Detailed Description

README

JobQueue Architecture

Notes on the Job queuing system architecture.

Introduction

The data model consist of the following main components:

  • The Job object represents a particular deferred task that happens in the background. All jobs subclass the Job object and put the main logic in the function called run().
  • The JobQueue object represents a particular queue of jobs of a certain type. For example there may be a queue for email jobs and a queue for CDN purge jobs.

Job queues

Each job type has its own queue and is associated to a storage medium. One queue might save its jobs in redis while another one uses would use a database.

Storage medium are defined in a queue class. Before using it, you must define in $wgJobTypeConf a mapping of the job type to a queue class.

The factory class JobQueueGroup provides helper functions:

  • getting the queue for a given job
  • route new job insertions to the proper queue

The following queue classes are available:

All queue classes support some basic operations (though some may be no-ops):

  • enqueueing a batch of jobs
  • dequeueing a single job
  • acknowledging a job is completed
  • checking if the queue is empty

Some queue classes (like JobQueueDB) may dequeue jobs in random order while other queues might dequeue jobs in exact FIFO order. Callers should thus not assume jobs are executed in FIFO order.

Also note that not all queue classes will have the same reliability guarantees. In-memory queues may lose data when restarted depending on snapshot and journal settings (including journal fsync() frequency). Some queue types may totally remove jobs when dequeued while leaving the ack() function as a no-op; if a job is dequeued by a job runner, which crashes before completion, the job will be lost. Some jobs, like purging CDN caches after a template change, may not require durable queues, whereas other jobs might be more important.

Job queue aggregator

The aggregators are used by nextJobDB.php, which is a script that will return a random ready queue (on any wiki in the farm) that can be used with runJobs.php. This can be used in conjunction with any scripts that handle wiki farm job queues. Note that $wgLocalDatabases defines what wikis are in the wiki farm.

Since each job type has its own queue, and wiki-farms may have many wikis, there might be a large number of queues to keep track of. To avoid wasting large amounts of time polling empty queues, aggregators exists to keep track of which queues are ready.

The following queue aggregator classes are available:

  • JobQueueAggregatorRedis (uses a redis server to track ready queues)
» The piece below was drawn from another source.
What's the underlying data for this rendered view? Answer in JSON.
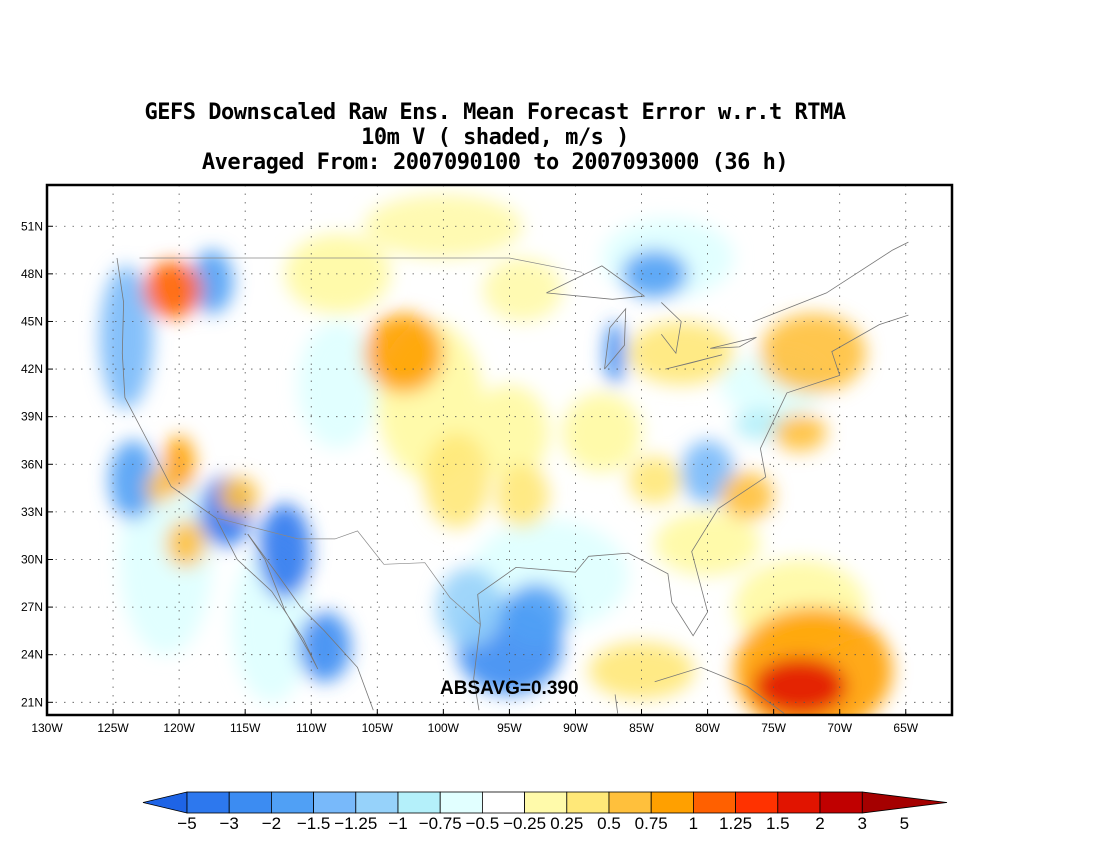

Some aggregators cache data for a few minutes while others may be always up to date. This can be an important factor for jobs that need a low pickup time (or latency).

Jobs

Callers should also try to make jobs maintain correctness when executed twice. This is useful for queues that actually implement ack(), since they may recycle dequeued but un-acknowledged jobs back into the queue to be attempted again. If a runner dequeues a job, runs it, but then crashes before calling ack(), the job may be returned to the queue and run a second time. Jobs like cache purging can happen several times without any correctness problems. However, a pathological case would be if a bug causes the problem to systematically keep repeating. For example, a job may always throw a DB error at the end of run(). This problem is trickier to solve and more obnoxious for things like email jobs, for example. For such jobs, it might be useful to use a queue that does not retry jobs.